Estoque em galpão dedicado, possivelmente loja própria, e o volume já não cabe mais na cabeça do dono. Você começa a misturar operação própria (entrega local, separação interna) com terceiros (transportadora, Correios, motoboy por aplicativo). É hora de medir o básico: giro por SKU, custo médio de frete sobre o pedido, taxa de entregas atrasadas e custo por pedido somando tudo. Vale considerar um sistema de gestão de estoque dentro do ERP, tabela de frete integrada ao e-commerce e um responsável de logística (mesmo acumulando outra função). Decisão recorrente nessa fase: terceirizar a entrega ou manter própria.
Já existe operação multicanal (loja física, e-commerce, possivelmente marketplace), mais de uma transportadora contratada e talvez um centro de distribuição ou operador logístico terceirizado. O foco passa de "cortar custo óbvio" para otimização contínua: indicador de OTIF (entrega no prazo e completa), giro por curva ABC, ruptura por SKU, custo por pedido por canal. Vale WMS leve integrado ao ERP, gestão ativa de contrato com transportadora e um responsável dedicado de operações. Risco principal é complexidade que esconde ineficiência local — cada canal precisa ter seu custo medido separadamente, ou um canal lucrativo sustenta outro que perde dinheiro.
- Estoque cresceu mais do que o faturamento no último ano
- Você não sabe de cor o giro do seu principal produto
- Cliente reclama recorrentemente de atraso ou pedido incompleto
- Frete consome margem que você não previu na precificação
- Tem produto encalhado há mais de seis meses e ninguém revisou
- Não existe indicador de OTIF (entrega no prazo, completa) sendo medido
- A última vez que cotou transportadora foi há mais de um ano
- Inventário físico não bate com o sistema em mais de 3% dos itens
O diagnóstico que precede qualquer mudança
Empresário que vai mexer em logística costuma pular para a solução antes de entender o problema. Antes de trocar de transportadora, contratar consultoria ou comprar software, sente com a planilha e gere quatro números:
Giro de estoque (faturamento dividido por estoque médio — diz quantas vezes seu estoque "vira" no ano). Custo médio de frete sobre o pedido. Taxa de entregas atrasadas. E o custo total por pedido, somando armazenagem, separação, embalagem e transporte. Esses quatro números mostram onde sangra. Sem eles, qualquer mudança é palpite.

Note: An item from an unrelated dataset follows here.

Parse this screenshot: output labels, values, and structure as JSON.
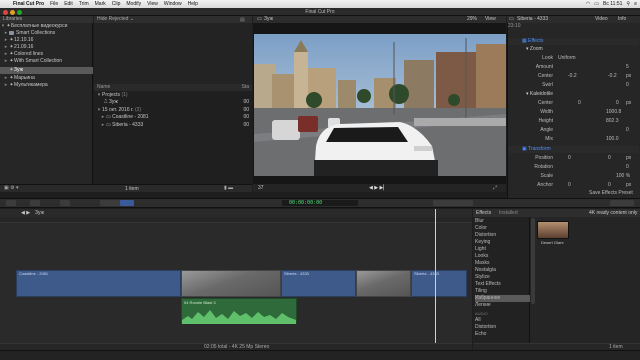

- Calcule o giro de estoque por categoria. Faturamento de cada categoria dividido pelo estoque médio dela. Categorias com giro baixo (menos de quatro ou cinco vezes ao ano) podem ter dinheiro engessado.
- Levante o custo médio de frete sobre o pedido. Quanto, em percentual, o frete representa do valor do pedido — e como esse percentual variou nos últimos seis meses. Tendência de alta sem ajuste de preço é margem evaporando.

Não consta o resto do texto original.